With Covid rearing its ugly head again, the D-dimer, one of the most important biomarkers for Covid-19 survival, one of the pandemic’s healthcare heroes in the coagulation tests, is gaining relevance again.

D-dimer is predictive of serious illness and death due to SARS-CoV-2 infection, and thereby provides further support for the notion that POC D-dimer testing might be a helpful tool for the early triaging of Covid-19 patients presenting to the hospital emergency department, and for monitoring patients during the first week of hospital admission. A number of subsequent studies conducted around the world have confirmed that D-dimer is elevated in those with severe Covid-19 and highest in those who are most critically ill and those who do not survive.

Coagulation has come a long way since Huang Ti, the Chinese emperor, first described the length of bleeding time around 3000 years ago. It was in the year 1628, when William Harvey scientifically proved blood circulation, and in 1905 the phenomenon of coagulation was first put forward by the German scientist Paul Morawitz. In 1960, the coagulation cascade was described, which led to the development of the first clotting time tests.

Rise in demand for disposable coagulation testing equipment is giving profitable business prospects in near future. Distribution channels are playing a key role in the growth of the coagulation testing industry. The disposable coagulation testing kit is commonly available at offline pharmacy stores. Meanwhile, the rise in e-commerce platforms is improving the visibility of the commodity. Cost-effectiveness and highly dependable kits are going to fuel market growth in the next year.
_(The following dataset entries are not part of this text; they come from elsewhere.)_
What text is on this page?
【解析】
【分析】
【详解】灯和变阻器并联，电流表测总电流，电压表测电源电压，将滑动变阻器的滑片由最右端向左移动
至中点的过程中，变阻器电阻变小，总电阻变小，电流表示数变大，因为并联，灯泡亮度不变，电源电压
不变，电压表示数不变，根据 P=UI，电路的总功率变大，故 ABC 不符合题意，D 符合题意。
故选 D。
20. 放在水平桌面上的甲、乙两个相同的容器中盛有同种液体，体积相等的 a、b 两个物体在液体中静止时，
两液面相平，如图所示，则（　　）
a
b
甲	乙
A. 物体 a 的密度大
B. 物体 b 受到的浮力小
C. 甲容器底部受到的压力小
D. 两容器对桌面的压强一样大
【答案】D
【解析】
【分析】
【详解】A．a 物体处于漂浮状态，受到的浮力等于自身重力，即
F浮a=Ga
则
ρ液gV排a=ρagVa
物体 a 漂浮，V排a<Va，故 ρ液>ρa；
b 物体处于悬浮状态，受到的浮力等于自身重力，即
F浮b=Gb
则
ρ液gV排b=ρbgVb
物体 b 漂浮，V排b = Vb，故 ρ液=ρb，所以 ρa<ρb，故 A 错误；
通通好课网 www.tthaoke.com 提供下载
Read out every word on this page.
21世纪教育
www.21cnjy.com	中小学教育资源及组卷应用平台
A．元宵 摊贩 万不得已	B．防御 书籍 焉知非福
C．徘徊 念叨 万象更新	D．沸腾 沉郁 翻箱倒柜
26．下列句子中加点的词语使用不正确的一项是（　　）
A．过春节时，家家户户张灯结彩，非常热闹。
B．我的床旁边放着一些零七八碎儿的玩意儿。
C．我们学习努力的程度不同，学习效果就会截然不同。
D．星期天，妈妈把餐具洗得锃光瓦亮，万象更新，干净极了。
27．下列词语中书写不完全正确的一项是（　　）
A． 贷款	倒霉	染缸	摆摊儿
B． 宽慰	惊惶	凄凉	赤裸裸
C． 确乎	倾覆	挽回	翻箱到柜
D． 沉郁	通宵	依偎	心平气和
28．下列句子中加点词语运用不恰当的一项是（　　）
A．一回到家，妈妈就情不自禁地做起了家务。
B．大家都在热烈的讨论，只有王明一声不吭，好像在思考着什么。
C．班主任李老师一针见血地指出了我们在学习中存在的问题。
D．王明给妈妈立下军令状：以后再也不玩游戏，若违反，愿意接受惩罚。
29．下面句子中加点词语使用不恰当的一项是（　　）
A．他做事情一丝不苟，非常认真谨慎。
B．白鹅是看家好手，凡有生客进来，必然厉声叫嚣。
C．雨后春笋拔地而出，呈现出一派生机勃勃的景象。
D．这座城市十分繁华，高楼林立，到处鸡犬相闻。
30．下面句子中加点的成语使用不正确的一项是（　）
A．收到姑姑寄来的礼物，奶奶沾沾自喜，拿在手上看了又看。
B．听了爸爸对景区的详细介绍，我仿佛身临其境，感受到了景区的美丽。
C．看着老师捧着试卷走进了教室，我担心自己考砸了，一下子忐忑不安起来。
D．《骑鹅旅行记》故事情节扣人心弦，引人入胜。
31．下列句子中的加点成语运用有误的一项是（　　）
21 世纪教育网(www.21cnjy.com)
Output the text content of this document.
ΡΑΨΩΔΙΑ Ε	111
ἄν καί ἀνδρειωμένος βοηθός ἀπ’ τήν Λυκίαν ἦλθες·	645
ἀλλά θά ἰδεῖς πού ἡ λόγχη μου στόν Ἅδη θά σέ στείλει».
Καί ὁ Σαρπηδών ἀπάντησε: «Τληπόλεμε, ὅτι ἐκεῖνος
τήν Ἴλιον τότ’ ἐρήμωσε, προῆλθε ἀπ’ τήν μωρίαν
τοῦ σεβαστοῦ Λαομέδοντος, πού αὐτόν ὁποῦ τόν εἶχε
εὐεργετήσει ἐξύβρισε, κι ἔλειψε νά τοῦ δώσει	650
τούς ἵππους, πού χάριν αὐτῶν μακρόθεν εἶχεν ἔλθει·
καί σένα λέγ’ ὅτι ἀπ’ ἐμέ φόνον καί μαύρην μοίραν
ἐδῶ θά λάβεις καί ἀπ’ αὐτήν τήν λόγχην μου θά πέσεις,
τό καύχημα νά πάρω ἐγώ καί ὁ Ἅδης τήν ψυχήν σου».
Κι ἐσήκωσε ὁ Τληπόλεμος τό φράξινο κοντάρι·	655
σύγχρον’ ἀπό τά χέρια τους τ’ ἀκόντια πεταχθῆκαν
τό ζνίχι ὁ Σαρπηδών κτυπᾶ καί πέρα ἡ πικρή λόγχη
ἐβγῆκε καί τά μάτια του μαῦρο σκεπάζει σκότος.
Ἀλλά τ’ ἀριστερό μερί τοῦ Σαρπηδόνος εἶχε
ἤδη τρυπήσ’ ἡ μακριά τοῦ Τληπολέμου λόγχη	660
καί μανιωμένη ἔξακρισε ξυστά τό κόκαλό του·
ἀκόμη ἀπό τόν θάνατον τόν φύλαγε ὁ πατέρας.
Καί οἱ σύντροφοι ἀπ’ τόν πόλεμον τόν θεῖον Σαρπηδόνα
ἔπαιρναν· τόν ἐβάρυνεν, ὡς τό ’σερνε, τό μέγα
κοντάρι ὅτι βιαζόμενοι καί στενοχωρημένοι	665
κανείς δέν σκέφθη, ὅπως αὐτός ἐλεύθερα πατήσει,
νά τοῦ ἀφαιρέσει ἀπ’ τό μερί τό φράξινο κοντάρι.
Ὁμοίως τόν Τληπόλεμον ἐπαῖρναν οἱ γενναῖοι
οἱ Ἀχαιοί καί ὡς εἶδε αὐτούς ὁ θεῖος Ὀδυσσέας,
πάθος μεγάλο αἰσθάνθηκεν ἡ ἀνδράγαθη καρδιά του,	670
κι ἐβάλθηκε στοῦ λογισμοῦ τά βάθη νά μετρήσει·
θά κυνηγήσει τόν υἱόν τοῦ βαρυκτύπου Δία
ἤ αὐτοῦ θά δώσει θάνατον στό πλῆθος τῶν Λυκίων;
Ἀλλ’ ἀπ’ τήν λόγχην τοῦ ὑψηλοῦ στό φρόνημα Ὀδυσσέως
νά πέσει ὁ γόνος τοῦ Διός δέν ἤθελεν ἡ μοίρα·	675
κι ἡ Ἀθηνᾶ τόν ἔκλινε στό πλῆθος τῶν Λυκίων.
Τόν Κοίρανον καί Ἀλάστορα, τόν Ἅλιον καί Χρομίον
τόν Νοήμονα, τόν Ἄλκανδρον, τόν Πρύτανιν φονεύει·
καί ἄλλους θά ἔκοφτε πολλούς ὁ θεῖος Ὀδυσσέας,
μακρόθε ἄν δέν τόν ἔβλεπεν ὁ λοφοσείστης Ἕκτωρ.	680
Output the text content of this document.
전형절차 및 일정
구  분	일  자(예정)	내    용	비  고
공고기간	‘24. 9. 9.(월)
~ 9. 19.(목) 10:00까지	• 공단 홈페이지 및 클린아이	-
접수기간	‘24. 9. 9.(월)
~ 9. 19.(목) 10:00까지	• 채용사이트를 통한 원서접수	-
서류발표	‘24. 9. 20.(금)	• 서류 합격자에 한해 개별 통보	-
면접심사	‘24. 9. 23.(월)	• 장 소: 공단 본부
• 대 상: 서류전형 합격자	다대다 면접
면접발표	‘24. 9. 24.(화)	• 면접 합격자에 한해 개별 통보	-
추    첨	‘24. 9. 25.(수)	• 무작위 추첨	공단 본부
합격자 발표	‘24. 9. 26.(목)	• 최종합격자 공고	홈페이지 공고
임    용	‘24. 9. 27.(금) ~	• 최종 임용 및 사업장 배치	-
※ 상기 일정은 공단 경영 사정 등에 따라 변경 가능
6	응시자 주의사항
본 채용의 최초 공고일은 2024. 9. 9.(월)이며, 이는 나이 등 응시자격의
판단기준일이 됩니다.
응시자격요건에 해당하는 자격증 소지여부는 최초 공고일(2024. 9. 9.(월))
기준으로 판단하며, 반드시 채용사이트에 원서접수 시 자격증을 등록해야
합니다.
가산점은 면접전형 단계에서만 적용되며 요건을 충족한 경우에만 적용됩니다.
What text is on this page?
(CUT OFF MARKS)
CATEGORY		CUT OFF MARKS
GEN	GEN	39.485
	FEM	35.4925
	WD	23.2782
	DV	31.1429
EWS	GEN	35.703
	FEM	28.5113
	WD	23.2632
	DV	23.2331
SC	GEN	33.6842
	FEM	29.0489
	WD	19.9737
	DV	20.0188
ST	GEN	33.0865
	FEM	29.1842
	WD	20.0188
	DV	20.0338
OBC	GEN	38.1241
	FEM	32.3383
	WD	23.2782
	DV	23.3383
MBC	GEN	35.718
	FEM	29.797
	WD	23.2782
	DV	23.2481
We are making strides with automation, and there are great assays coming out that help us take care of patients. The increase in cardiovascular diseases, a rise in the geriatric population, high demand for point-of-care coagulation testing, and technological advancements, such as faster and easy-to-use devices with advanced sensors technology, are providing the requisite impetus.

Moreover, new technology in coagulation testing is providing fuel to the growth of the market. Furthermore, rise in the prevalence of liver illness, thrombophilia, and hemophilia are anticipated to boost the coagulation testing market growth. The coagulation testing market share is expected to grow significantly with the increase in the prevalence of blood disorders. Moreover, an increase in expansion of healthcare infrastructure is one of the primary driving factors aiding the growth of the market.